There are few things in life that can match the magical feeling of falling in love. But falling in love is the easy part. The real challenge is to stay in love, particularly after the newness wears off. Over time, the person you fall in love with will change. You will change. Failure to adapt to change will eventually suffocate the love.
For this reason I place a high priority on continued courtship. Usually, this quality time is spent over an evening meal fused with open conversation. Not long ago I took my wife to a newly discovered restaurant. She ordered a salmon and I got a burger. We both agreed that the food was out of this world…with one minor hiccup. Almost immediately she pulled out a long hair from beneath the rosy filet. Naturally, she expressed displeasure. “You will live”, I said.

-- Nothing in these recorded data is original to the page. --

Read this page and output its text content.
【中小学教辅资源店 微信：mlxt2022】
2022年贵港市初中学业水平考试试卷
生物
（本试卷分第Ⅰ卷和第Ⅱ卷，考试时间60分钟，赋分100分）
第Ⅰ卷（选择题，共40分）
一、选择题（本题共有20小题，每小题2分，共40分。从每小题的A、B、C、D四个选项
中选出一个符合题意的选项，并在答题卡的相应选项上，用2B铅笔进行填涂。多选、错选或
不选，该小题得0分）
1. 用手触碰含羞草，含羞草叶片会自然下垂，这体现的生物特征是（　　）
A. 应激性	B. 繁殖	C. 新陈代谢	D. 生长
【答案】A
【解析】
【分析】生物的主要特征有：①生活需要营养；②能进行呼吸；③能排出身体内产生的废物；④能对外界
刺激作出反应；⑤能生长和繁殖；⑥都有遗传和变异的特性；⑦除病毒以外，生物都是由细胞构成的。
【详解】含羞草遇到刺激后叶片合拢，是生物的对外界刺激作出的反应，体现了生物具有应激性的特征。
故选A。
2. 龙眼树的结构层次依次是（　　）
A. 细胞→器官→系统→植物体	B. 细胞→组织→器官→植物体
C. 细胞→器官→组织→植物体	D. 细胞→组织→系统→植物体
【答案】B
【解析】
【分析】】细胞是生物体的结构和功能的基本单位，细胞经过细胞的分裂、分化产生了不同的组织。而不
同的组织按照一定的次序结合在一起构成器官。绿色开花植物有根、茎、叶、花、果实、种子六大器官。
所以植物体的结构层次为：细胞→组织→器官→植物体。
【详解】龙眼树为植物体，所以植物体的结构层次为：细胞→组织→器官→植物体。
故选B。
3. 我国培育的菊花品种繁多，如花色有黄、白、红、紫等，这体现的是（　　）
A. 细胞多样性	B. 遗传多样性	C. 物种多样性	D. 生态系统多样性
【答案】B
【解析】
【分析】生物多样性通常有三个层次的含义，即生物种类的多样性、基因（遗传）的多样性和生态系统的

My statement was intended to be matter of fact, not rude or impolite in any way. I don’t remember if she heard me, but I do remember how bad my statement sounded. I do remember thinking the fact of the matter was that my wife deserved my very best. I quickly made a course correction and said, “Would you rather eat my burger? I’ll take the Salmon.”
We normally think of dating as an opportunity to learn about the other person. While this should always be the priority, my story illustrates that we can learn a lot about ourselves too. During all that open conversation, listen! Not just to your partner, but also to yourself. What you say isn’t necessarily what gets communicated.